L’ALA célèbre la récente décision de la Cour suprême reconnaissant l’égalité de toutes et tous sur leur lieu de travail et rejette catégoriquement toute déclaration et action visant à invalider, nuire, effacer et opprimer l’identité et la vie des personnes transgenres.

L’équité, la diversité et l’inclusion font partie intégrante du travail de l’ALA. La discrimination fondée sur l’identité ou l’expression du genre est néfaste pour le bien-être des enfants, des familles et de la société. Les bibliothèques doivent affirmer et soutenir activement la sécurité et les droits des personnes transgenres.

L’ALA condamne la violence contre les transgenres et rend hommage à la vie des personnes transgenres assassinées en raison de leur identité. L’ALA déplore les récentes morts de Jayne Thompson, Riah Milton, Dominique « Rem’mie » Fells, Tony McDade, Nina Pop, Penélope Díaz Ramírez, Layla Pelaez Sánchez, Serena Angelique Velázquez Ramos, Johanna Metzger, Lexi, Monika Diamond, Yampi Méndez Arocho, Neulisa Luciano Ruiz et Dustin Parker.

L’ALA affirme que les diverses expressions de genre, quelle que soit l’identité de genre, et les diverses identités de genre, y compris l’identité non binaires, sont des variations normales et positives de l’expérience humaine.

L’ALA demande à l’ensemble des bibliothécaires et du personnel des bibliothèques ainsi qu’à toutes les parties prenantes des bibliothèques de désigner les personnes transgenres par leurs pronoms et noms déclarés.

L’ALA encourage les responsables et le personnel des bibliothèques à créer des environnements accueillants pour les personnes transgenres, intersexes et de divers genres qui fréquentent nos bibliothèques, en permettant à chacun d’accéder à des équipements, des activités et des programmes qui sont conformes à son identité sexuelle et en offrant, si possible, des options de toilettes neutres pour les personnes qui préfèrent les utiliser ; ainsi que des espaces de dialogue sûrs permettant la libre expression intellectuelle ainsi que la sécurité de tous les membres de la communauté, y compris les personnes transgenres, non binaires et de divers genres.

L’ALA encourage également le personnel des bibliothèques à agir comme allié et défenseur des enfants et des adolescent·e·s de tous les genres et de toutes les orientations sexuelles dans les écoles, notamment en plaidant pour l’inclusion de l’identité de genre, de l’expression de genre et de l’orientation sexuelle dans toutes les politiques pertinentes des commissions scolaires, en particulier les politiques contre le harcèlement et contre les discriminations.

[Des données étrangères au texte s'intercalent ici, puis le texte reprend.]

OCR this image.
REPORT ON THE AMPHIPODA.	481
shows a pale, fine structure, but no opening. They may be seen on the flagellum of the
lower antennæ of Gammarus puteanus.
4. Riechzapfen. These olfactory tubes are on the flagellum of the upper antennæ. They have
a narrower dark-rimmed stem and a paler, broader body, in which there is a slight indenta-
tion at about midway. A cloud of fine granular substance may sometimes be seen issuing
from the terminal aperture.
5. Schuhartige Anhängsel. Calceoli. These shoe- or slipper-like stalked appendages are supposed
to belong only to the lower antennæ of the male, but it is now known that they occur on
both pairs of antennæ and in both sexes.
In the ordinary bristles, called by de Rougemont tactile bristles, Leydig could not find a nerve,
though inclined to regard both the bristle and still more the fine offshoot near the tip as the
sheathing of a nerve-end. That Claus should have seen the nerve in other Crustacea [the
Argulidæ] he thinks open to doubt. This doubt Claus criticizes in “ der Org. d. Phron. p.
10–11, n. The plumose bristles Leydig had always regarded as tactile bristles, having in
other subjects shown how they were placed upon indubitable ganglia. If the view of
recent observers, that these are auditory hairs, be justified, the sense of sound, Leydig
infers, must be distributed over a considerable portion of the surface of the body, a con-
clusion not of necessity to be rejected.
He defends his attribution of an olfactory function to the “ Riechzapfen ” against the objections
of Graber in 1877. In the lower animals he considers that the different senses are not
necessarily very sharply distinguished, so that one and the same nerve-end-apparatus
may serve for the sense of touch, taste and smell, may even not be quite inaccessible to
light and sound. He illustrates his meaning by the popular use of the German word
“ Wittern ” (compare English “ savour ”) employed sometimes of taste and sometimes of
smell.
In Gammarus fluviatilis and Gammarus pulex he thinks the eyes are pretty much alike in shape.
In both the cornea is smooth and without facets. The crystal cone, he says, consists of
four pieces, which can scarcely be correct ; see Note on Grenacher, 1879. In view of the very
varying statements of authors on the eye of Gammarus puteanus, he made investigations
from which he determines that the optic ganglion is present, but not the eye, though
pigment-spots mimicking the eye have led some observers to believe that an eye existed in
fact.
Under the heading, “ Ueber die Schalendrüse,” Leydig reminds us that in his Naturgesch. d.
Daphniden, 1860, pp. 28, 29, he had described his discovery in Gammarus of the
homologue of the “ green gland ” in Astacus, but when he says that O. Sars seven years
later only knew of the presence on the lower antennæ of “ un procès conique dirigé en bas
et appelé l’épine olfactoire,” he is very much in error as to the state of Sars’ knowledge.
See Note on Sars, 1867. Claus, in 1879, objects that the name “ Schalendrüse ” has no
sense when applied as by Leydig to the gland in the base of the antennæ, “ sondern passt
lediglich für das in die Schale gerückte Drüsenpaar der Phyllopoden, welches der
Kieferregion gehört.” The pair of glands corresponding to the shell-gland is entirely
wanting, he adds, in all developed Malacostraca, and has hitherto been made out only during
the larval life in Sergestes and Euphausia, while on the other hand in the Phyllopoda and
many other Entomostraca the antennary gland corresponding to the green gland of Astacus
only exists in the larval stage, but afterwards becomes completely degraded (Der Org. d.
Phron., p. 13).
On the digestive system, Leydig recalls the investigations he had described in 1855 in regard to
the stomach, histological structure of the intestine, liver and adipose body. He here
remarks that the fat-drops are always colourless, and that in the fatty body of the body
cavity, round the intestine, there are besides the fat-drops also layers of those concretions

L’ALA invite tous ses membres et organisations membres, de la communauté en bibliothéconomie et des sciences de l’information au sens large comme les institutions de bibliothèques du monde entier à intégrer les droits des personnes transgenres dans leur politiques de travail en faveur d’une justice sociale intersectionnelle et à rechercher activement à travailler avec d’autres parties prenantes ayant un intérêt direct dans la protection des droits des personnes transgenres.

Le texte a été traduit en espagnol et a été repris à son compte par l’Association des bibliothécaires argentin, ABGRA.

Légothèque reprend également ces lignes à son compte et espère mener prochainement un travail plus important autour de l’accueil des personnes trans- dans nos établissements.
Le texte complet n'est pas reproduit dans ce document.